Six-year-old Hayden Sather and his family were sitting down to lunch at his grandparents’ Alberta, Canada, home when the smoke alarms started to sound and they saw smoke at the front of the house. That’s when Hayden promptly directed his twelve-year-old sister outside, a behavior he’d learned through NFPA’s Learn Not to Burn program.
“I just saw smoke coming at the front door window and I didn’t know what happened. Then I…quickly got my boots on and stayed outside with my sister,” said Hayden.
The fire department was called and Hayden’s father ran outside to try to put out the fire, which reportedly started when a cigarette was discarded in an outside garbage can; the other adults rushed to round up the two cats and the dog. Hayden, meanwhile, snapped into action.

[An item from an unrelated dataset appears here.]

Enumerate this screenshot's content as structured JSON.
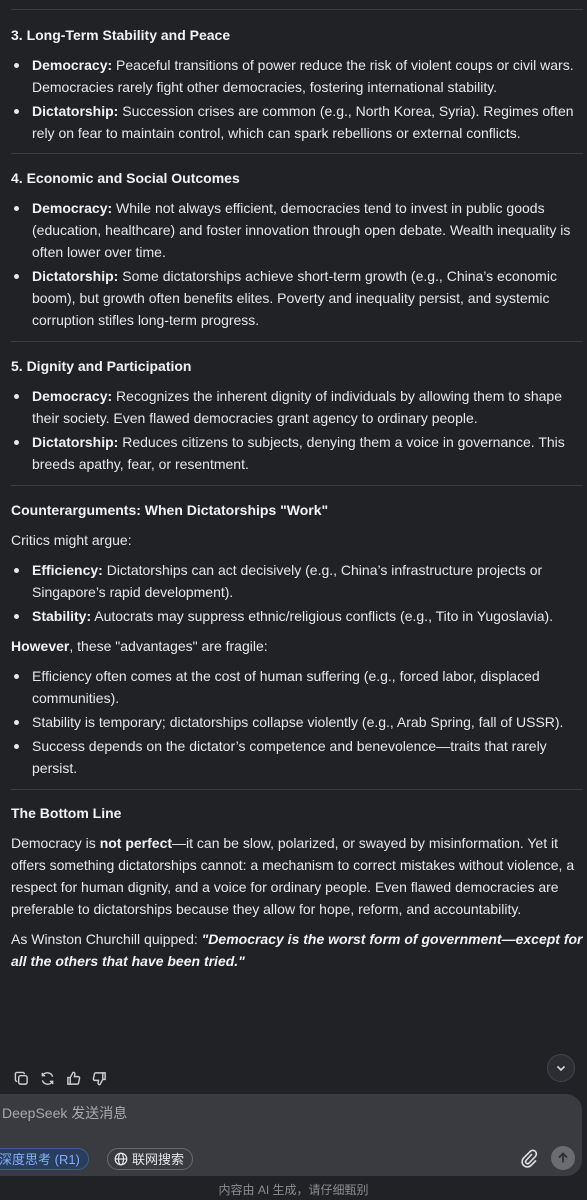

“I put on my boots and went outside and stayed calm,” he said. After meeting up with his mom outside, he told her that she shouldn’t go back in the house.
Hayden's family was proud of him and impressed by his ability to stay cool under pressure. When they asked him how he knew what to do in a fire, he told them about Grande Prairie Fire Prevention Officer Trevor Schwabe, who’d spent a day with his Kindergarten class to teach Learn Not to Burn.
Each year, Grande Prairie Fire Prevention hosts the program in partnership with the local Burn Society, targeting students in Kindergarten and Grade 2, with Officer Schwabe at the helm.
“It’s exciting to know Hayden did the right things,” said Schwabe. “Hayden kept his sister calm, Hayden told his mom not to go back inside – all the things that we’re teaching.”
Learn Not to Burn has served as the pillar of NFPA educational programs for more than 40 years, reaching children with proven educational strategies that incorporate NFPA’s philosophy of teaching positive, practical fire safety messaging.